Three Different Pathways:       

    The Corticotropin-releasing factor family (CRF) seems to  be the key.  It has direct influence on the levels of both  Serotonin  and  Cortisol , and indirect influence on the levels of both  Arginine Vasopressin (AVP) and  Testosterone.     
    Unfortunately, there's a complication here.  See  Abbreviations .  

    If I understand correctly, members of the Corticotropin-releasing factor family (CRF) influence Serotonin and Cortisol through three different pathways.  The three pathways are:

   the Direct Serotonin Pathway ,

   the Direct Cortisol Pathway .  and

   the Indirect Serotonin Pathway

   Although, the boys who cause problems in the classroom seem more Impulsive than violent, the endocrinology of Impulsivity is more complex and less well understood than the endocrinology of  Aggression .  So I originally intended to begin this paper by focusing on  Aggression .  However, I've changed my mind. 
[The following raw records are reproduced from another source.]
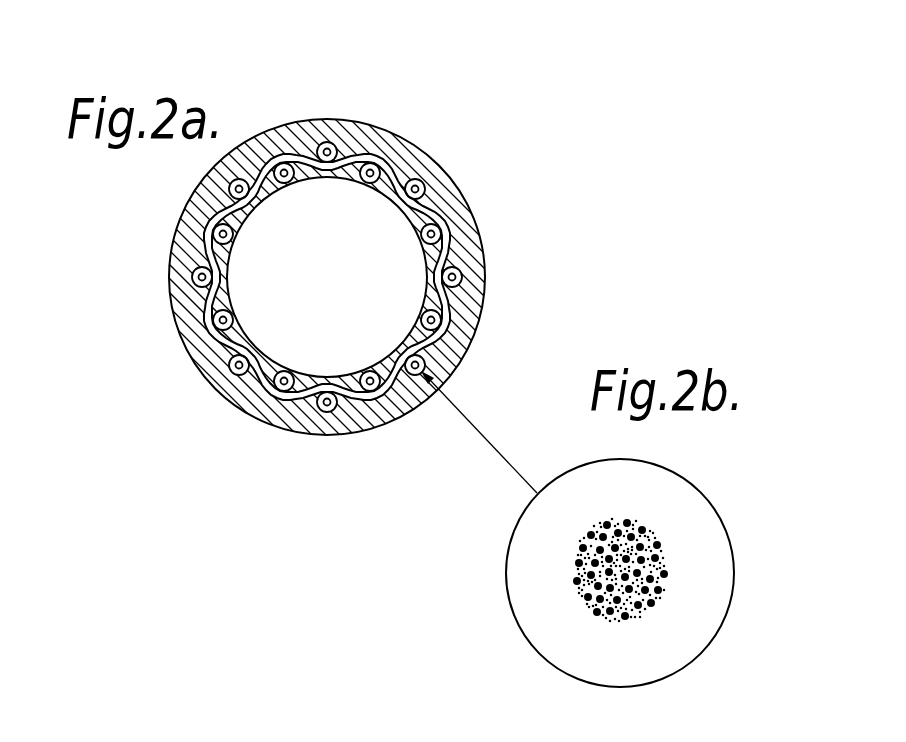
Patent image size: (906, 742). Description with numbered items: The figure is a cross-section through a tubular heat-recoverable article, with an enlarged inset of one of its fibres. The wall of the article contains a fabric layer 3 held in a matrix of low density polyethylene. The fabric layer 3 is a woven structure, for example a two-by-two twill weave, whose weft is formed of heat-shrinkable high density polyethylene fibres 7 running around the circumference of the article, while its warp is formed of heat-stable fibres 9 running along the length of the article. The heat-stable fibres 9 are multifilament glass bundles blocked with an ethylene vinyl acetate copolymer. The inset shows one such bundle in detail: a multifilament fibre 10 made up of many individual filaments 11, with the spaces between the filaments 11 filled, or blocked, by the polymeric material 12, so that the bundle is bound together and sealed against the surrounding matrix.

In FIG. 2A, the fabric layer 3 is at (307, 478).
In FIG. 2A, the heat-shrinkable high density polyethylene fibres 7 is at (262, 403).
In FIG. 2A, the heat-stable fibres 9 is at (302, 403).
In FIG. 2B, the multifilament fibre 10 is at (497, 601).
In FIG. 2B, the filaments 11 is at (663, 577).
In FIG. 2B, the polymeric material 12 is at (590, 597).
    As discussed in  Amphioxus Stress Hormones , the Amphioxus does not have many of the elements of the Direct Cortisol Pathway and therefore has very little Cortisol . In humans, low Cortisol is associated with  Aggression .   

    In contrast, as discussed in  Amphioxus Serotonin System , the amphioxus does have many elements of the  Direct Serotonin Pathway .  
    This provides strong evidence that the more complex  Direct Serotonin Pathway evolved before the less complex  Direct Cortisol Pathway   In humans low Serotonin is associated with   Impulsivity

    I was thinking that I would deal with the  Direct Cortisol Pathway   first, because of its greater simplicity.  But, whenever possible, I prefer to take things in their evolutionary order.  So I'll consider the  Direct Serotonin Pathway first, followed by the Direct Cortisol Pathway and finally by the Indirect Serotonin Pathway.   Since the Indirect Serotonin Pathway is initiated by Cortisol , it seems safe to assume that the Indirect Serotonin Pathway evolved after the Direct Cortisol Pathway

    For more details see:  Direct vs. Indirect 5-HT .       

    This will not be an easy task.  The   Human Endocrine System   is extremely complex, and, even when we limit our inquiry to just the eight bioactive compounds listed above, we will find that there is still much that is not yet fully understood. 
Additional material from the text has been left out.